當專員提問:「你們知道幾點買菜最便宜嗎?」我的回答幾乎是條件反射:「中午12點。去全聯則是下午5到6點,再晚折扣品就被搶空了。」
專員點頭認可,「可以教服務對象這個省錢方法。」
這句話讓我愣住。浮現在腦海的不是菜市場的畫面,而是體制深處的默認:窮人,就該是「精明的消費者」。
我忍不住追問,「因為經濟困難,他們就只能選擇打折商品嗎?」我知道自己也會挑選折扣食材,那是一種無奈的個人選擇。但作為一名社工,我是否有權對服務對象說「你沒錢,就盡量搶打折商品吧!」
專員迅速回應:「他們當然有選擇,我們只是提供不同選項。」
當貧窮決定了我們的生活方式,自由選項只是幻覺
會議結束了,但我的反思沒有隨之停止。那句「他們當然有選擇」在我腦中不斷迴蕩。貧窮真的有選擇嗎?當每天的預算僅有幾百元,當連租金、水電、交通都要斤斤計較,所謂的「選項」早已不是自由的決定,而是生存的限制。
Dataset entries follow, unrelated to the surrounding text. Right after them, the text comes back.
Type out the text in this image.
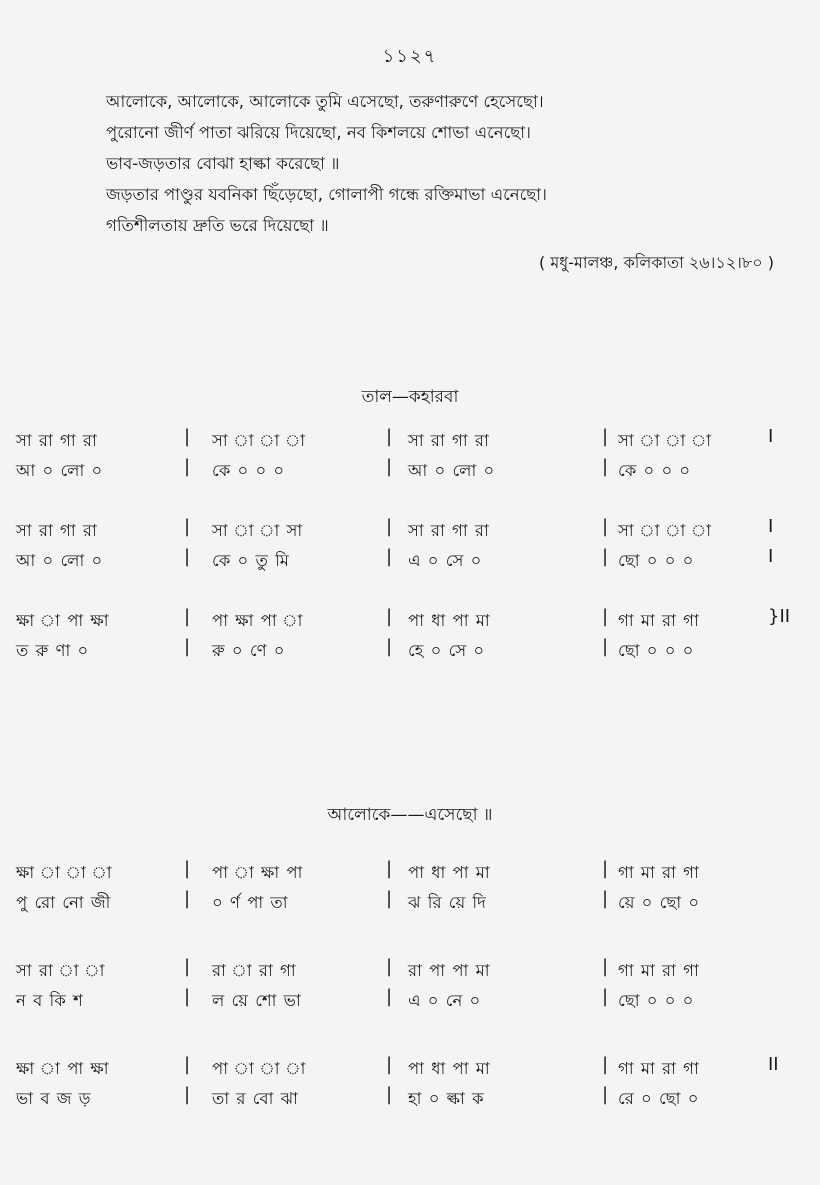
১১২৭
আলোকে, আলোকে, আলোকে তুমি এসেছো, তরুণারুণে হেসেছো।
পুরোনো জীর্ণ পাতা ঝরিয়ে দিয়েছো, নব কিশলয়ে শোভা এনেছো।
ভাব-জড়তার বোঝা হাল্কা করেছো ॥
জড়তার পাণ্ডুর যবনিকা ছিঁড়েছো, গোলাপী গন্ধে রক্তিমাভা এনেছো।
গতিশীলতায় দ্রুতি ভরে দিয়েছো ॥
( মধু-মালঞ্চ, কলিকাতা ২৬।১২।৮০ )
তাল—কহারবা
সা রা গা রা	সা া া া	সা রা গা রা	সা া া া
|	|	|	I
আ ০ লো ০	কে ০ ০ ০	আ ০ লো ০	কে ০ ০ ০
|	|	|
সা রা গা রা	সা া া সা	সা রা গা রা	সা া া া
|	|	|	I
আ ০ লো ০	কে ০ তু মি	এ ০ সে ০	ছো ০ ০ ০
|	|	|	I
ক্ষা া পা ক্ষা	পা ক্ষা পা া	পা ধা পা মা	গা মা রা গা
|	|	|	}II
ত রু ণা ০	রু ০ ণে ০	হে ০ সে ০	ছো ০ ০ ০
|	|	|
আলোকে——এসেছো ॥
ক্ষা া া া	পা া ক্ষা পা	পা ধা পা মা	গা মা রা গা
|	|	|
পু রো নো জী	০ র্ণ পা তা	ঝ রি য়ে দি	য়ে ০ ছো ০
|	|	|
সা রা া া	রা া রা গা	রা পা পা মা	গা মা রা গা
|	|	|
ন ব কি শ	ল য়ে শো ভা	এ ০ নে ০	ছো ০ ০ ০
|	|	|
ক্ষা া পা ক্ষা	পা া া া	পা ধা পা মা	গা মা রা গা
|	|	|	II
ভা ব জ ড়	তা র বো ঝা	হা ০ ল্কা ক	রে ০ ছো ০
|	|	|
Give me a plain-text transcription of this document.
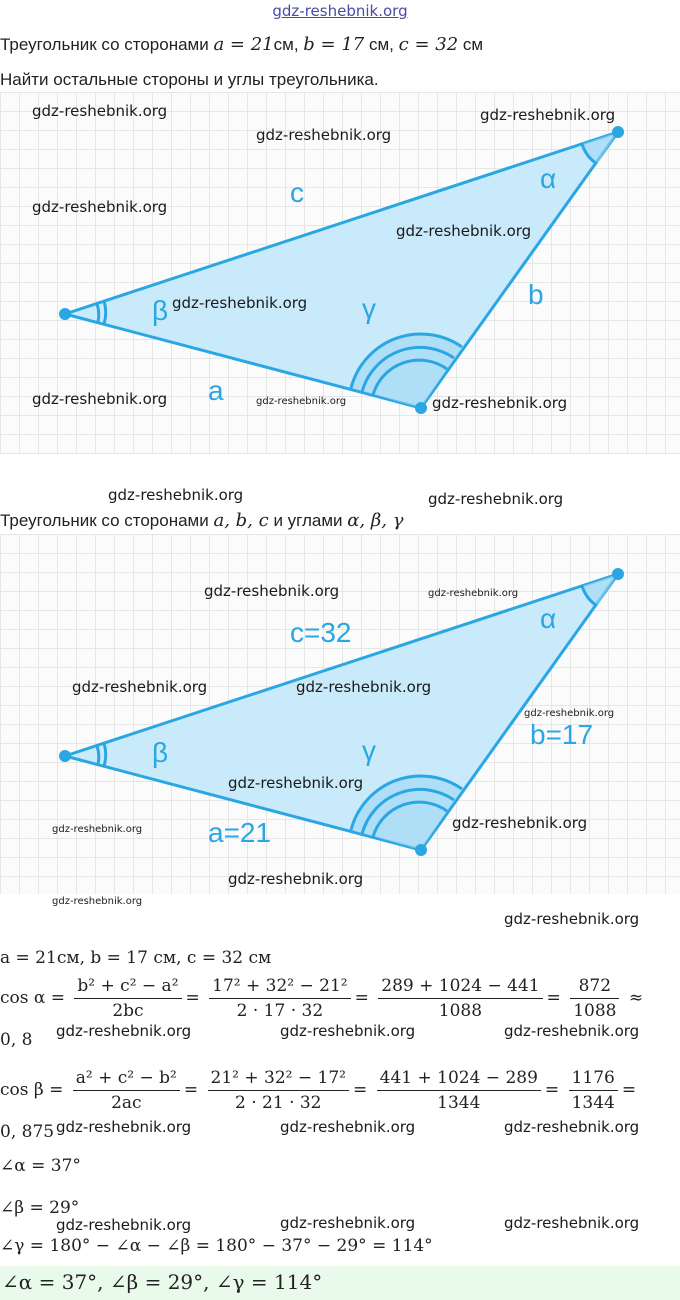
gdz-reshebnik.org
Треугольник со сторонами a = 21см, b = 17 см, c = 32 см
Найти остальные стороны и углы треугольника.
c
b
a
α
β	γ
Треугольник со сторонами a, b, c и углами α, β, γ
c=32
b=17
a=21
α
β	γ
a = 21см, b = 17 см, c = 32 см
$\cos \alpha = \frac{\text{b² + c² − a²}}{2bc} = \frac{\text{17² + 32² − 21²}}{2 \cdot 17 \cdot 32} = \frac{289 + 1024 - 441}{1088} = \frac{872}{1088}$ ≈
0, 8
$\cos \beta = \frac{\text{a² + c² − b²}}{2ac} = \frac{\text{21² + 32² − 17²}}{2 \cdot 21 \cdot 32} = \frac{441 + 1024 - 289}{1344} = \frac{1176}{1344}$ =
0, 875
∠α = 37°
∠β = 29°
∠γ = 180° − ∠α − ∠β = 180° − 37° − 29° = 114°
∠α = 37°, ∠β = 29°, ∠γ = 114°
gdz-reshebnik.org
gdz-reshebnik.org
gdz-reshebnik.org
gdz-reshebnik.org
gdz-reshebnik.org
gdz-reshebnik.org
gdz-reshebnik.org	gdz-reshebnik.org	gdz-reshebnik.org
gdz-reshebnik.org	gdz-reshebnik.org
gdz-reshebnik.org	gdz-reshebnik.org
gdz-reshebnik.org	gdz-reshebnik.org
gdz-reshebnik.org
gdz-reshebnik.org
gdz-reshebnik.org
gdz-reshebnik.org
gdz-reshebnik.org
gdz-reshebnik.org
gdz-reshebnik.org
gdz-reshebnik.org	gdz-reshebnik.org	gdz-reshebnik.org
gdz-reshebnik.org	gdz-reshebnik.org	gdz-reshebnik.org
gdz-reshebnik.org	gdz-reshebnik.org	gdz-reshebnik.org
體制總愛用「選項」來掩蓋對結構性貧窮的放任,彷彿個人的努力就能戰勝那些被削弱的起跑點。
翻閱舊日記,我找到這樣的紀錄:「若不在乎價錢,清晨市場最理想,食材新鮮,人潮未湧。」而如今選擇午後前往,雖能換來幾枚銅板的殺價空間,卻只能接受賣相不佳、新鮮無存的剩貨。這轉變並非「精打細算」的成長敘事,而是物價與薪資脫鉤後的生存適應。
朋友曾玩笑說,「要花錢的場合都不敢約你呢!」這讓我驚覺自己已成為「節儉」的符號。身為社工,我被期待教導服務對象如何精算生活、壓縮欲望、延遲滿足,但這並不意味著我能站在資源分配的至高點,理直氣壯地告訴他們「你要學會過窮日子」。
逛市場時,我總想起童年鄰居鳳姨曾說「嘴饞時就去市場走一圈,什麼都不買卻能解饞!」如今我才真正明白,這句話背後隱藏的是「我看到了想要的,但買不起,所以假裝不想要」的無奈與苦澀。
節儉不是美德,是社會對貧窮的長期放任
身為新住民,我曾因人生地不熟,又需克服語言與文化差異而處於弱勢,但服務過百位特殊境遇婦女後,我發現許多土生土長的台灣婦女同樣深陷貧窮。專員說「這只是提供不同選項而已」,但這真的是選項嗎?還是一種價值判斷的複製、是體制對貧窮者的默默指責?當「選擇折扣商品」被合理化為一種日常技巧,我們也默許了一種不正義的現實:有些人從出生開始,就註定只能挑那些被剩下的東西。
我們過度歌頌「選擇」的神話,卻刻意忽略「選項」本身的階級差異。那些被鼓勵搶購打折商品的人,不是因為他們不懂生活,而是社會從未真正給予他們其他可能。
社會將這種隱忍美化為「韌性」,讚賞「用200元煮出一桌菜」的技能,卻鮮少追問:為什麼他只能用200元過活?當「選擇折扣商品」被合理化為生活技能時,實際上是淡化了那些無法選擇者所承受的結構性羞辱。
社會福利體系若僅聚焦於「教人省錢」與「強調個人努力」,卻對通貨膨脹、租屋黑市等結構性問題視而不見,無異於為體制卸責。節儉技巧固然有其現實意義,但若未能先正視貧窮背後的制度性暴力與日常生活中的創傷,任何「脫貧指南」終究只是隔靴搔癢。我們必須正視殘酷的現實:當社會熱衷於討論「選擇」時,許多人從未被賦予真正的選擇權,他們的「選項」早已被高昂的房租、不穩定的薪資與歧視性的政策所剝奪。
政府更需制定抗通膨的政策,與更多國宅建設,讓薪資足以負擔生活。比起教導弱勢者學會在夾縫中求生,更需要確保他們能活得像一個「人」。當服務對象終於有能力購買一條新鮮的魚時,這不該被歌頌為「脫貧成功的勳章」,而應被視為社會歸還給他們的、遲來的基本人權。